The researchers saw what they called the 'scary movie effect.' When males performed their daring duets, "not only did the females become more alert, they also responded more [intensely] to the males when their calls followed the butcherbird's," said Pruett-Jones. The butcherbird calls alert females to the derring-do of the males, whose behavior under threat is an honest signal of how bold and fit they are, the researchers theorize.

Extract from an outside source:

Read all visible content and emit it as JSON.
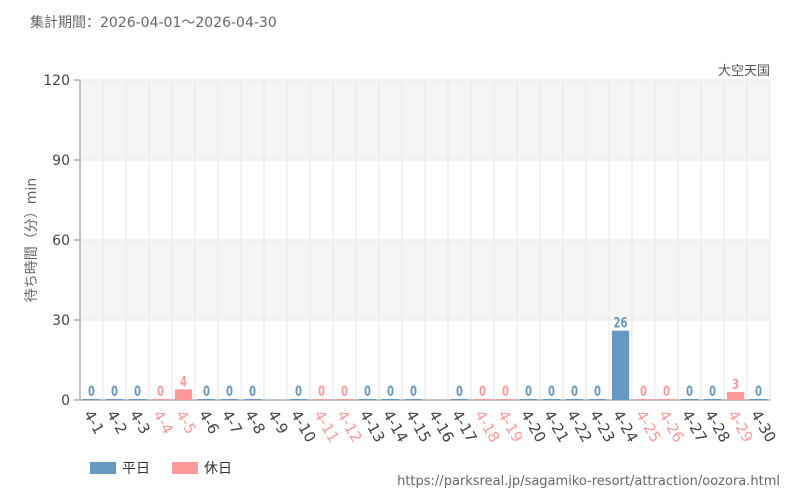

The blenny, a small reef dwelling fish, displays different strategies. Graduate student Yukio Matsumoto of Nagasaki University, Japan, described how male blennies guard and care for eggs they have fertilized until they hatch, and will happily add to their stash by fertilizing eggs from new females. Females appear to rate potential fathers by their parenting skills, preferring males who are caring for younger eggs and lots of eggs.
While this may seem reminiscent of women who melt when they see men taking care of babies, it probably has a more prosaic explanation, said Matsumoto. It's all about the females protecting their eggs from predators—including dear old dad. Safety in numbers means that if a female's eggs are mixed with many others, they are less likely to be picked off in an attack. And the younger the other eggs are, the longer they will be around to dilute the risk to her eggs.
Females may gain an additional advantage: those who visit nests later may be hijacking the judgment skills of the females who mated with the males earlier, on the principle that 'if he was good enough for her, he's good enough for me.'
If all that seems complicated, try to imagine being a creature that's both sexes at once, like the hermaphroditic flatworms. Scharer chose to study flatworms for just that reason.
Corrected on 2/14/11: An earlier version of this story misspelled Lukas Scharer’s name.